David L. Brody, MD, PhD
David L. Brody, MD, PhD, assistant professor of neurology, is honored for his excellent achievements in understanding and treating traumatic brain injury.
Brody, who joined the Washington University faculty in 2004 as an instructor, has already developed an international reputation in traumatic brain injury research and is recognized as one of the best physician scientists in this field of study.
As a research fellow in the lab of Department Head David M. Holtzman, MD, and later as a junior faculty member, Brody developed and validated advanced imaging methods to detect injury in the brain’s white matter. He then investigated the role that secondary effects of physical injury — including swelling, inflammation and deposition of amyloid — play in clinical deficits. He applied this knowledge in clinical studies; in 2007, he and Italian collaborators showed for the first time that amyloid measured directly from brain interstitial fluid in hospitalized brain injury patients predicts neurological function. In June, he reported the major finding that an advanced magnetic resonance imaging method called diffusion tensor imaging can reveal blast-related brain damage not revealed by other imaging methods. The findings have implications for better diagnosis and treatment of traumatic brain injury in civilian and military populations.

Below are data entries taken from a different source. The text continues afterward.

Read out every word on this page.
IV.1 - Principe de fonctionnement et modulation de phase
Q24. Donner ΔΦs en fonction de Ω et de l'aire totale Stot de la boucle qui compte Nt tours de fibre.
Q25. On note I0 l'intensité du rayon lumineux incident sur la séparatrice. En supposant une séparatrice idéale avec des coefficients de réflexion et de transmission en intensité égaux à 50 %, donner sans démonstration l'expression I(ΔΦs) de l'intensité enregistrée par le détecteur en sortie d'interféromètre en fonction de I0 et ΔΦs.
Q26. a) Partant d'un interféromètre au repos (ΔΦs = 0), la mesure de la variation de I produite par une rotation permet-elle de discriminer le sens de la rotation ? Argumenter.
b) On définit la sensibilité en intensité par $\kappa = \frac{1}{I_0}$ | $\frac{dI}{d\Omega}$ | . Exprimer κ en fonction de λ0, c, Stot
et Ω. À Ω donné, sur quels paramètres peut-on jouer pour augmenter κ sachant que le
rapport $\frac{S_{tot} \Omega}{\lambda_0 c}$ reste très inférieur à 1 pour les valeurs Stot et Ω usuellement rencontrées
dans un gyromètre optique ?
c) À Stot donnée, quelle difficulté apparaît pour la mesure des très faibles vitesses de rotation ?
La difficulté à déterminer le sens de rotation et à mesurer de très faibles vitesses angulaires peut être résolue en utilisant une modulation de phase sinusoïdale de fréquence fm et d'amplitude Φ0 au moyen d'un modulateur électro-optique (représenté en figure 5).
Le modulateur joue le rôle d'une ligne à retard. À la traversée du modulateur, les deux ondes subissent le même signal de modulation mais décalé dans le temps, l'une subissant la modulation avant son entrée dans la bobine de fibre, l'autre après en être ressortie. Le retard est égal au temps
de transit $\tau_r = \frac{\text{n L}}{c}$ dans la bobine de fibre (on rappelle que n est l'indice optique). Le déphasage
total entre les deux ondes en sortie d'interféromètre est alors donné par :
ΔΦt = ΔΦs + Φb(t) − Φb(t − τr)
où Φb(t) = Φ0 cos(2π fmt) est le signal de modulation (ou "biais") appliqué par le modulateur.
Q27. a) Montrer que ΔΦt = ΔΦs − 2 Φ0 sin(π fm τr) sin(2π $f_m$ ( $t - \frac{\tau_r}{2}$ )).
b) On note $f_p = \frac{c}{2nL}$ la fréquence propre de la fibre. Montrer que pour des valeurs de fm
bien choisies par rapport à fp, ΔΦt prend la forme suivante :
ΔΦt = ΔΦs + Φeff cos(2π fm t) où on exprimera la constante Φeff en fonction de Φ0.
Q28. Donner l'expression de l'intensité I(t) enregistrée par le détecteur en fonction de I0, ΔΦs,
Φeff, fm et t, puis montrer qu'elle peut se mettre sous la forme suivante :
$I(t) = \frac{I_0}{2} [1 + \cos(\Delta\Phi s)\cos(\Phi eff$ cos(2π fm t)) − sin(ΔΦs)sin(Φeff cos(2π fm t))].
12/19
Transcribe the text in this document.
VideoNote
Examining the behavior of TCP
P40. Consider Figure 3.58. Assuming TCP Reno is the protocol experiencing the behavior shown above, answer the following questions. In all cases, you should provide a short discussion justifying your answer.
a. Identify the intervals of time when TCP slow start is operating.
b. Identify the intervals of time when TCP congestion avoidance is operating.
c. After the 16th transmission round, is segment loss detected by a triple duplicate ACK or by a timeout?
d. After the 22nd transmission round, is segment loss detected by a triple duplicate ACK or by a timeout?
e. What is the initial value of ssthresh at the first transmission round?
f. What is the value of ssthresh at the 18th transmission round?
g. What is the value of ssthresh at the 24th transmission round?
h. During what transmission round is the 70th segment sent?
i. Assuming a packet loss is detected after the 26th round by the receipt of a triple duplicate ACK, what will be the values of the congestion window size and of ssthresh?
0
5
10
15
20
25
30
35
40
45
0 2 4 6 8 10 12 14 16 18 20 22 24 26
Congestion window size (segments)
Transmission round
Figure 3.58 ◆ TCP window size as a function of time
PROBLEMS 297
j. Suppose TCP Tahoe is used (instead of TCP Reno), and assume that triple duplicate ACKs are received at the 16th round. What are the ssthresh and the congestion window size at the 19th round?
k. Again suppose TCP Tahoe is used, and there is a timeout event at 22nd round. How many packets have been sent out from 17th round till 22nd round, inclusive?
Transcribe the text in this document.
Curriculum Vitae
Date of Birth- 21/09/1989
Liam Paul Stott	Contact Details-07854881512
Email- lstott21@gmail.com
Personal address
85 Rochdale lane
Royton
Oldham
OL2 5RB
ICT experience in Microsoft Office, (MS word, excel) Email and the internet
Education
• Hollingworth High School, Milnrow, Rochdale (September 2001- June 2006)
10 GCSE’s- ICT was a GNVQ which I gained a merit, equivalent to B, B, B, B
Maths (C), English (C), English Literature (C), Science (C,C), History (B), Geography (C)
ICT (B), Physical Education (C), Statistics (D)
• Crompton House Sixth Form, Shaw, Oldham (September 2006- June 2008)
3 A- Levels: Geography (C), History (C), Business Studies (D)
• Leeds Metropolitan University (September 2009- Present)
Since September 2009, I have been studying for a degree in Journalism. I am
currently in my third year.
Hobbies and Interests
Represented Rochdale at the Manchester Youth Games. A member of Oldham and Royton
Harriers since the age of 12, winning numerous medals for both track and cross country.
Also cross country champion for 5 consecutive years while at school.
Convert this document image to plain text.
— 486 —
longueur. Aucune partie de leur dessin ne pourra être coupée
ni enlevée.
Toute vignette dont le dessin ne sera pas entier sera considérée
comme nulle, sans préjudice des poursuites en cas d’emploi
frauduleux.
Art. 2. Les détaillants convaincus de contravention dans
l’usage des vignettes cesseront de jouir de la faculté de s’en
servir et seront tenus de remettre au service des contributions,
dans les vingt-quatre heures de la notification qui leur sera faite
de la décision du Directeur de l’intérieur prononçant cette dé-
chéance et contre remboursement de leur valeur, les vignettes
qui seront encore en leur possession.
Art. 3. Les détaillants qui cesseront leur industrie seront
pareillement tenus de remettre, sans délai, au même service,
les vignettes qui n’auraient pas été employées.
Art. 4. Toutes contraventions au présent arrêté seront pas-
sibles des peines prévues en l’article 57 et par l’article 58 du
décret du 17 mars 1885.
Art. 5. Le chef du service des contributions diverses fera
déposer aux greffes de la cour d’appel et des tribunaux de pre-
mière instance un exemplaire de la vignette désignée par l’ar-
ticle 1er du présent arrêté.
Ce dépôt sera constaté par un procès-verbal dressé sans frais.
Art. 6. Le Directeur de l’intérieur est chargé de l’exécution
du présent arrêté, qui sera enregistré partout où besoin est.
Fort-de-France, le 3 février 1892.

His achievements have been recognized with several awards, including a Career Development Award from the National Institute of Neurological Disorders, a Burroughs Wellcome Career Award in the Biomedical Sciences, two large Department of Defense awards and a National Institutes of Health (NIH) R01 award. Recently, he has served as a consultant to the medical advisor of the Chairman of the Joint Chiefs of Staff, traveling to Afghanistan in that role.
Brody received his bachelor’s degree from Stanford University in 1992 and his medical and doctoral degrees from The Johns Hopkins School of Medicine in 2000. He rounded out his medical training with an internship and neurology residency at Washington University.